First she contends that covering everyone with the same plan could make them worse off because people have different needs and preferences. But that partially defeats the purpose of insurance which is to spread the risk amongst everyone (though we would add "equitably distributed"). We certainly cannot predict unknown risks in the future, and selectively covering pre-existing disorders also fails to spread the risk. Everyone should be covered for all reasonable services.
She states that the sharp increase in the costs of having a uniform public insurance benefit is due to the dramatic advances in health care, but that is not a unique feature of having a universal program. Everyone should be able to benefit from these advances, and an equitably-funded, universal risk pool makes that possible. Besides much of the increase in costs is due to price increases, and they are better contained in a public system.
She states that the substantial growth in income inequality might influence the willingness to devote resources to expensive care, suggesting that decisions would be based on the ability to pay. But a single payer system would obviate the need for such a two-tiered or multi-tiered system.
She states that higher tax rates would be needed because of the increased economic cost of raising funds to cover a public insurance program, but she doesn't mention here the offset of a reduction in private spending. Besides, financing the system though progressive taxes is what makes the financing equitable.
She stretches logic when she says that the wealthy might be worse off if the benefits are too limited, while lower-income people might be worse off if comprehensive benefits result in fewer resources that could be devoted elsewhere. But all reasonable health care services would be covered, and the wealthy would be free to purchase whatever services are not included in the comprehensive benefit package. She suggests an alternative of establishing a basic public health plan for all with additional social insurance programs for those with low incomes and privately purchased wraparound plans for the wealthier, but this abandons the concept of single payer Medicare for All while perpetuating many of the deficiencies of the current system. (In my early novice years in health policy, I wrote a proposal for a basic public health plan with options to purchase additional coverage.
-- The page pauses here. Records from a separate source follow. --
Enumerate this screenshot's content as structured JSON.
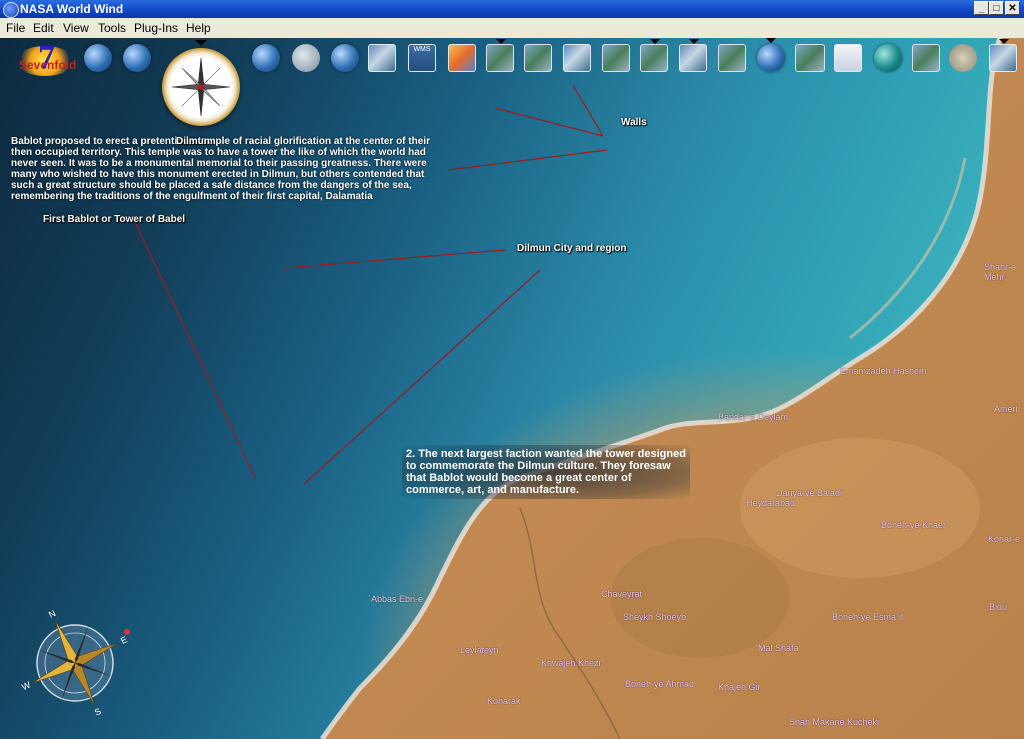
{
  "window": {
    "title": "NASA World Wind",
    "buttons": {
      "minimize": "_",
      "maximize": "□",
      "close": "✕"
    }
  },
  "menu": [
    "File",
    "Edit",
    "View",
    "Tools",
    "Plug-Ins",
    "Help"
  ],
  "toolbar": {
    "brand": {
      "number": "7",
      "word": "Sevenfold"
    },
    "wms_label": "WMS"
  },
  "annotations": {
    "overlap": "Dilmun",
    "walls": "Walls",
    "dilmun_city": "Dilmun City and region",
    "tower": "First Bablot or Tower of Babel",
    "paragraph": "Bablot proposed to erect a pretentious temple of racial glorification at the center of their then occupied territory. This temple was to have a tower the like of which the world had never seen. It was to be a monumental memorial to their passing greatness. There were many who wished to have this monument erected in Dilmun, but others contended that such a great structure should be placed a safe distance from the dangers of the sea, remembering the traditions of the engulfment of their first capital, Dalamatia",
    "faction": "2. The next largest faction wanted the tower designed to commemorate the Dilmun culture. They foresaw that Bablot would become a great center of commerce, art, and manufacture."
  },
  "places": [
    {
      "name": "Shahr-e Mehr",
      "key": "p1"
    },
    {
      "name": "Bandar-e Deylam",
      "key": "p2"
    },
    {
      "name": "Ameri",
      "key": "p3"
    },
    {
      "name": "Emamzadeh Hashem",
      "key": "p4"
    },
    {
      "name": "Dariya-ye Baladi",
      "key": "p5"
    },
    {
      "name": "Heydarabad",
      "key": "p6"
    },
    {
      "name": "Boneh-ye Khaer",
      "key": "p7"
    },
    {
      "name": "Konar-e",
      "key": "p8"
    },
    {
      "name": "`Abbas Ebn-e",
      "key": "p9"
    },
    {
      "name": "Chaveyrat",
      "key": "p10"
    },
    {
      "name": "Sheykh Shoeyb",
      "key": "p11"
    },
    {
      "name": "Boneh-ye Esma`il",
      "key": "p12"
    },
    {
      "name": "Bidu",
      "key": "p13"
    },
    {
      "name": "Mal Shafa",
      "key": "p14"
    },
    {
      "name": "Leylateyn",
      "key": "p15"
    },
    {
      "name": "Khwajeh Khezr",
      "key": "p16"
    },
    {
      "name": "Boneh-ye Ahmad",
      "key": "p17"
    },
    {
      "name": "Khajeh Gir",
      "key": "p18"
    },
    {
      "name": "Konarak",
      "key": "p19"
    },
    {
      "name": "Shah Makane Kucheki",
      "key": "p20"
    }
  ],
  "compass_rose": {
    "n": "N",
    "e": "E",
    "s": "S",
    "w": "W"
  }
}
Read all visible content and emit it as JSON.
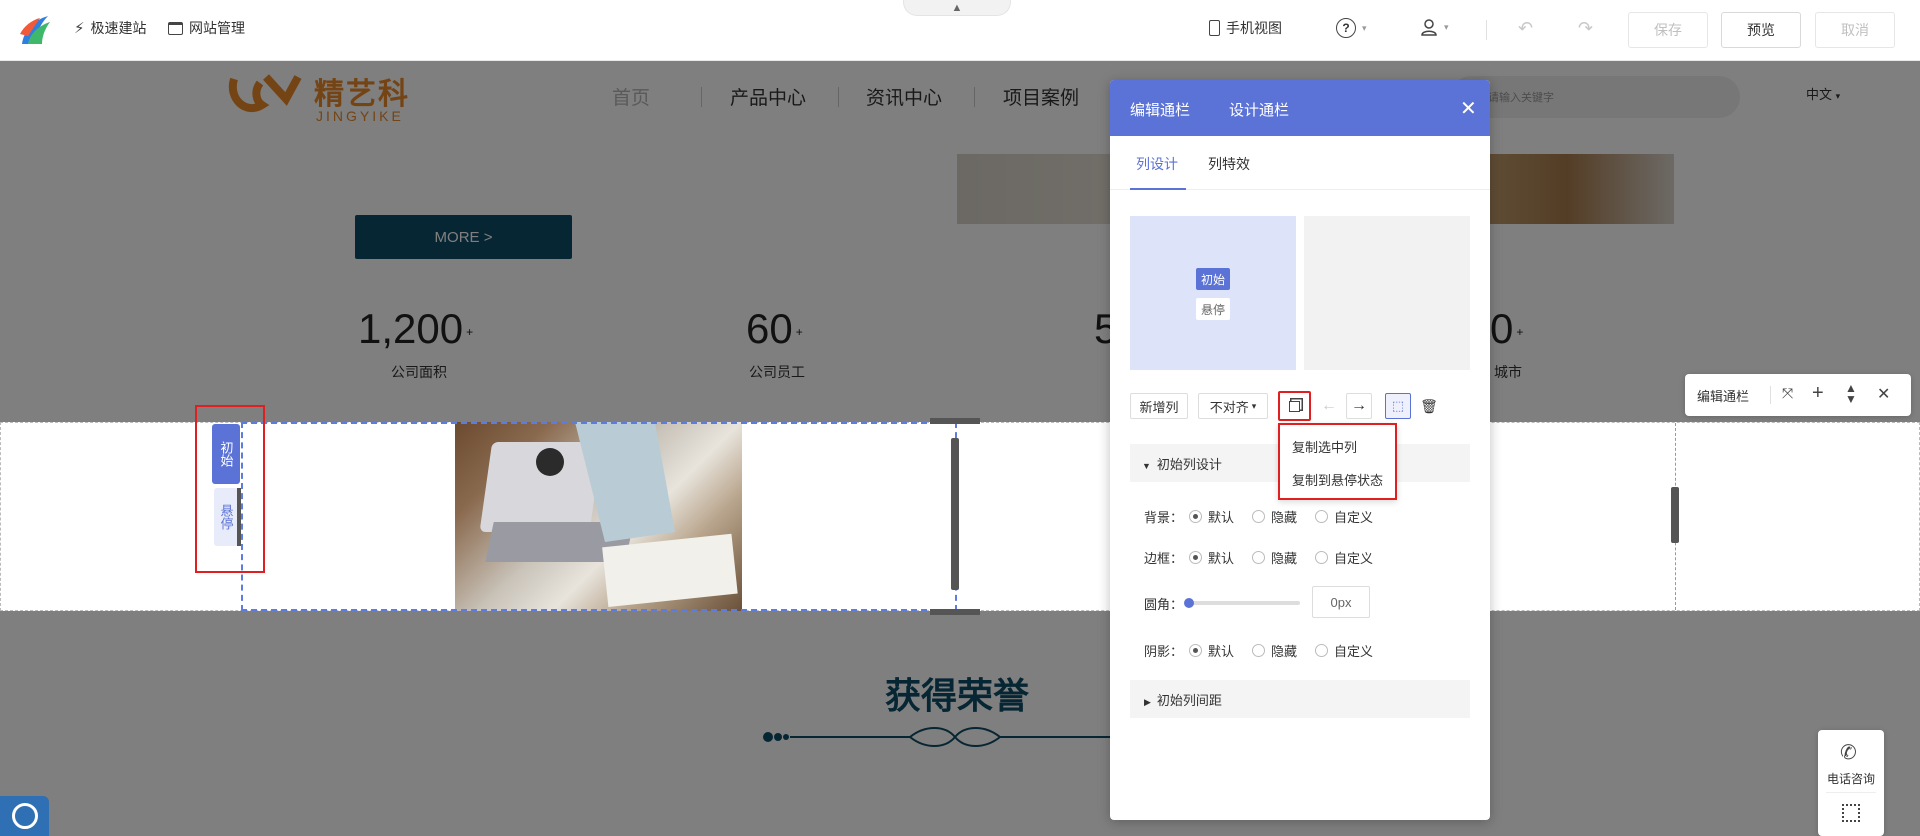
{
  "topbar": {
    "quick_build": "极速建站",
    "site_manage": "网站管理",
    "mobile_view": "手机视图",
    "save": "保存",
    "preview": "预览",
    "cancel": "取消"
  },
  "site": {
    "logo_cn": "精艺科",
    "logo_en": "JINGYIKE",
    "nav": [
      "首页",
      "产品中心",
      "资讯中心",
      "项目案例"
    ],
    "search_placeholder": "请输入关键字",
    "lang": "中文",
    "more_button": "MORE >",
    "stats": [
      {
        "value": "1,200",
        "suffix": "+",
        "label": "公司面积"
      },
      {
        "value": "60",
        "suffix": "+",
        "label": "公司员工"
      },
      {
        "value": "5",
        "suffix": "",
        "label": ""
      },
      {
        "value": "0",
        "suffix": "+",
        "label": "城市"
      }
    ],
    "honor_title": "获得荣誉"
  },
  "state_tag": {
    "initial": "初始",
    "hover": "悬停"
  },
  "panel": {
    "tab_edit": "编辑通栏",
    "tab_design": "设计通栏",
    "subtab_col_design": "列设计",
    "subtab_col_effect": "列特效",
    "preview_initial": "初始",
    "preview_hover": "悬停",
    "add_col": "新增列",
    "align": "不对齐",
    "dropdown": [
      "复制选中列",
      "复制到悬停状态"
    ],
    "section_col_design": "初始列设计",
    "bg_label": "背景：",
    "border_label": "边框：",
    "radius_label": "圆角：",
    "shadow_label": "阴影：",
    "opt_default": "默认",
    "opt_hide": "隐藏",
    "opt_custom": "自定义",
    "radius_value": "0px",
    "section_col_spacing": "初始列间距"
  },
  "row_toolbar": {
    "label": "编辑通栏"
  },
  "consult": {
    "label": "电话咨询"
  }
}
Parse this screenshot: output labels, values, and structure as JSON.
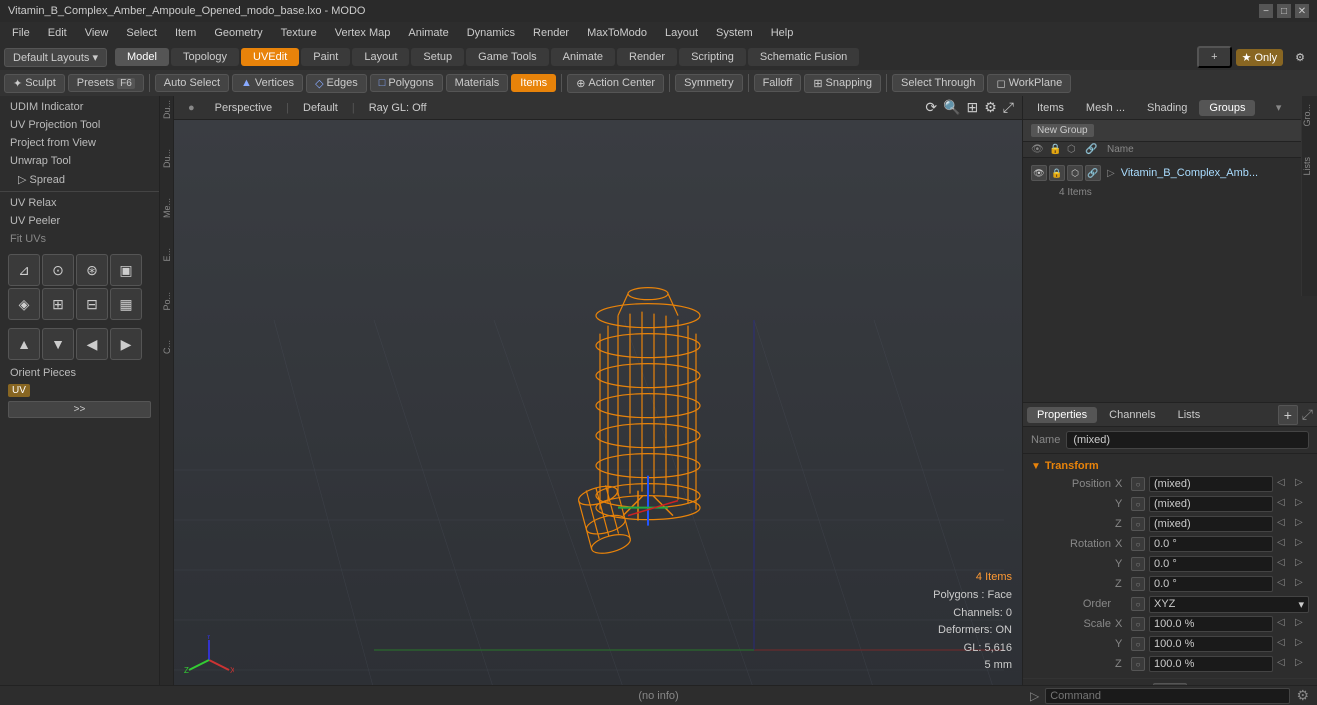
{
  "titlebar": {
    "title": "Vitamin_B_Complex_Amber_Ampoule_Opened_modo_base.lxo - MODO",
    "min_btn": "−",
    "max_btn": "□",
    "close_btn": "✕"
  },
  "menubar": {
    "items": [
      "File",
      "Edit",
      "View",
      "Select",
      "Item",
      "Geometry",
      "Texture",
      "Vertex Map",
      "Animate",
      "Dynamics",
      "Render",
      "MaxToModo",
      "Layout",
      "System",
      "Help"
    ]
  },
  "toolbar": {
    "layout_dropdown": "Default Layouts ▾",
    "tabs": [
      "Model",
      "Topology",
      "UVEdit",
      "Paint",
      "Layout",
      "Setup",
      "Game Tools",
      "Animate",
      "Render",
      "Scripting",
      "Schematic Fusion"
    ],
    "active_tab": "UVEdit",
    "add_btn": "+",
    "only_label": "Only",
    "settings_icon": "⚙"
  },
  "subtoolbar": {
    "sculpt_btn": "Sculpt",
    "presets_btn": "Presets",
    "f6_label": "F6",
    "auto_select": "Auto Select",
    "vertices": "Vertices",
    "edges": "Edges",
    "polygons": "Polygons",
    "materials": "Materials",
    "items": "Items",
    "action_center": "Action Center",
    "symmetry": "Symmetry",
    "falloff": "Falloff",
    "snapping": "Snapping",
    "select_through": "Select Through",
    "workplane": "WorkPlane"
  },
  "left_sidebar": {
    "items": [
      "UDIM Indicator",
      "UV Projection Tool",
      "Project from View",
      "Unwrap Tool",
      "Spread",
      "UV Relax",
      "UV Peeler",
      "Fit UVs",
      "Orient Pieces"
    ],
    "uv_label": "UV",
    "expand_btn": ">>"
  },
  "viewport": {
    "view_mode": "Perspective",
    "shading": "Default",
    "ray_gl": "Ray GL: Off",
    "icons": [
      "⟳",
      "🔍",
      "⊞",
      "⚙"
    ],
    "info": {
      "items_count": "4 Items",
      "polygons": "Polygons : Face",
      "channels": "Channels: 0",
      "deformers": "Deformers: ON",
      "gl": "GL: 5,616",
      "size": "5 mm"
    }
  },
  "right_panel": {
    "tabs": [
      "Items",
      "Mesh ...",
      "Shading",
      "Groups"
    ],
    "active_tab": "Groups",
    "new_group_btn": "New Group",
    "item_cols": [
      "👁",
      "🔒",
      "⬡",
      "🔗"
    ],
    "item_name": "Vitamin_B_Complex_Amb...",
    "item_sub": "4 Items"
  },
  "properties": {
    "tabs": [
      "Properties",
      "Channels",
      "Lists"
    ],
    "active_tab": "Properties",
    "add_btn": "+",
    "name_label": "Name",
    "name_value": "(mixed)",
    "transform_label": "Transform",
    "fields": [
      {
        "label": "Position",
        "axis": "X",
        "value": "(mixed)"
      },
      {
        "label": "",
        "axis": "Y",
        "value": "(mixed)"
      },
      {
        "label": "",
        "axis": "Z",
        "value": "(mixed)"
      },
      {
        "label": "Rotation",
        "axis": "X",
        "value": "0.0 °"
      },
      {
        "label": "",
        "axis": "Y",
        "value": "0.0 °"
      },
      {
        "label": "",
        "axis": "Z",
        "value": "0.0 °"
      },
      {
        "label": "Order",
        "axis": "",
        "value": "XYZ"
      },
      {
        "label": "Scale",
        "axis": "X",
        "value": "100.0 %"
      },
      {
        "label": "",
        "axis": "Y",
        "value": "100.0 %"
      },
      {
        "label": "",
        "axis": "Z",
        "value": "100.0 %"
      }
    ]
  },
  "statusbar": {
    "text": "(no info)"
  },
  "commandbar": {
    "placeholder": "Command"
  },
  "right_edge": {
    "buttons": [
      "Gro...",
      "Lists"
    ]
  },
  "vertical_labels": [
    "Du...",
    "Du...",
    "Me...",
    "E...",
    "Po...",
    "C..."
  ]
}
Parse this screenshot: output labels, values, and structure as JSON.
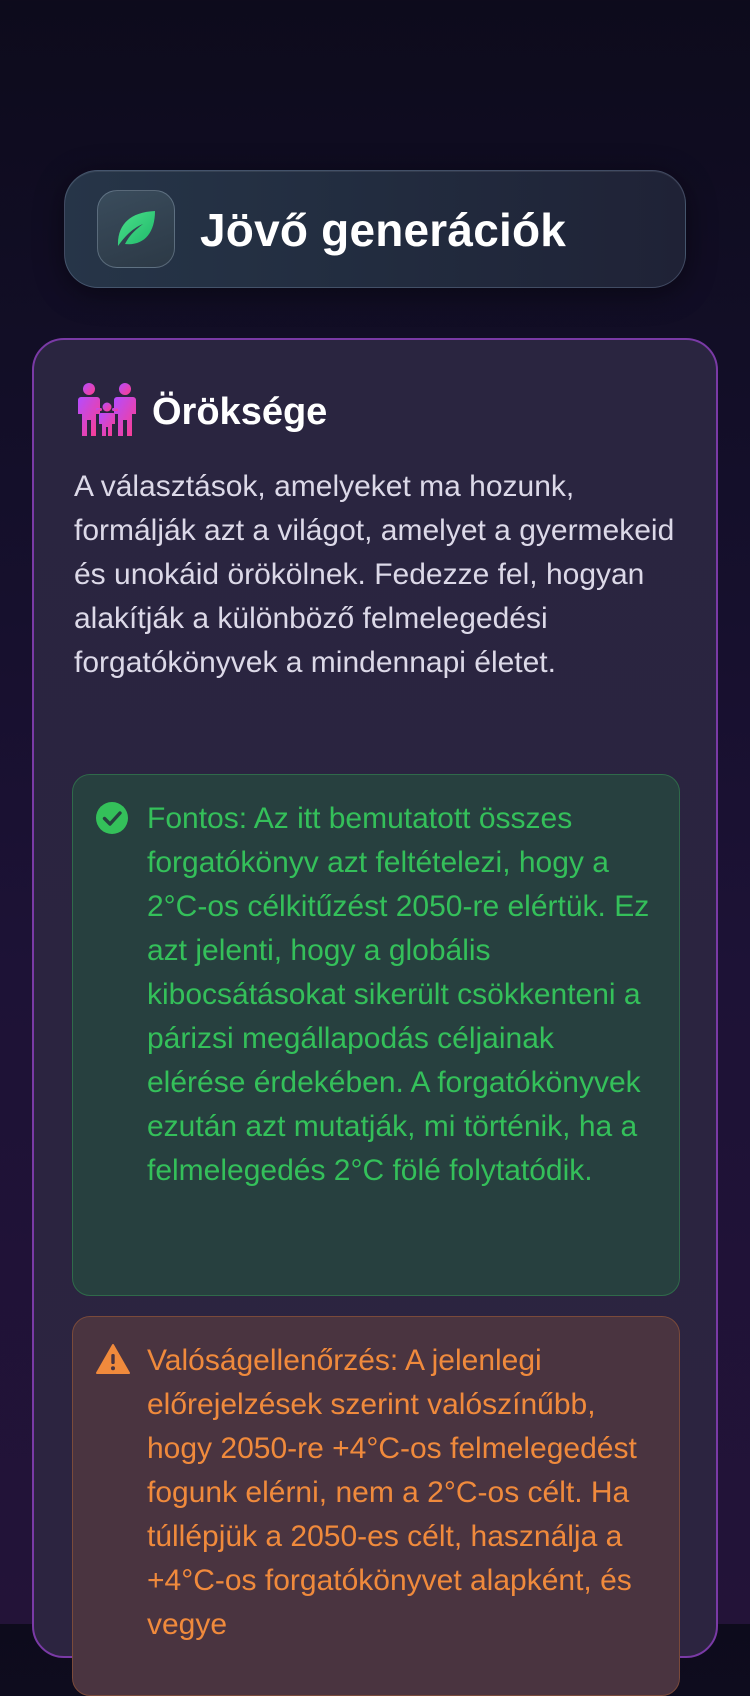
{
  "header": {
    "title": "Jövő generációk",
    "icon": "leaf-icon",
    "accent_color": "#2ecc71"
  },
  "card": {
    "title": "Öröksége",
    "icon": "family-icon",
    "description": "A választások, amelyeket ma hozunk, formálják azt a világot, amelyet a gyermekeid és unokáid örökölnek. Fedezze fel, hogyan alakítják a különböző felmelegedési forgatókönyvek a mindennapi életet.",
    "border_color": "#7a3aa6"
  },
  "notices": {
    "success": {
      "icon": "check-circle-icon",
      "color": "#34c05a",
      "text": "Fontos: Az itt bemutatott összes forgatókönyv azt feltételezi, hogy a 2°C-os célkitűzést 2050-re elértük. Ez azt jelenti, hogy a globális kibocsátásokat sikerült csökkenteni a párizsi megállapodás céljainak elérése érdekében. A forgatókönyvek ezután azt mutatják, mi történik, ha a felmelegedés 2°C fölé folytatódik."
    },
    "warning": {
      "icon": "warning-triangle-icon",
      "color": "#f08a3c",
      "text": "Valóságellenőrzés: A jelenlegi előrejelzések szerint valószínűbb, hogy 2050-re +4°C-os felmelegedést fogunk elérni, nem a 2°C-os célt. Ha túllépjük a 2050-es célt, használja a +4°C-os forgatókönyvet alapként, és vegye"
    }
  }
}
Fortunately, Claudia Fegan was able to set me straight, and I got to work studying health policy, which I have continued to this day.)
She says that the hope of reducing costs while expanding coverage cuts across the political aisle, but there is a sharp divide in faith in whether the government or the private sector is best able to effectively provide that care. It is surprising to note the number of policy academics who are driven by faith in markets when the objective literature paints a clear advantage for government programs. Think of how many private insurance programs rely on public funds yet manage to divert significant amounts of these funds to their own industry. Sounds like greed-driven faith.
Confirming her belief in private markets versus the government, she touts competition of health plans, when what we need instead is cooperation within the health care delivery system. Single payer Medicare for All would promote the latter.
It is interesting that she closes by stating, "None of this is meant to say that the current system is serving the US population well now" and calls for "implementing a fiscally sustainable, high-value public insurance safety net." Well, single payer Medicare for All would do that for everyone in a comprehensive system that we could afford as individuals and as a nation.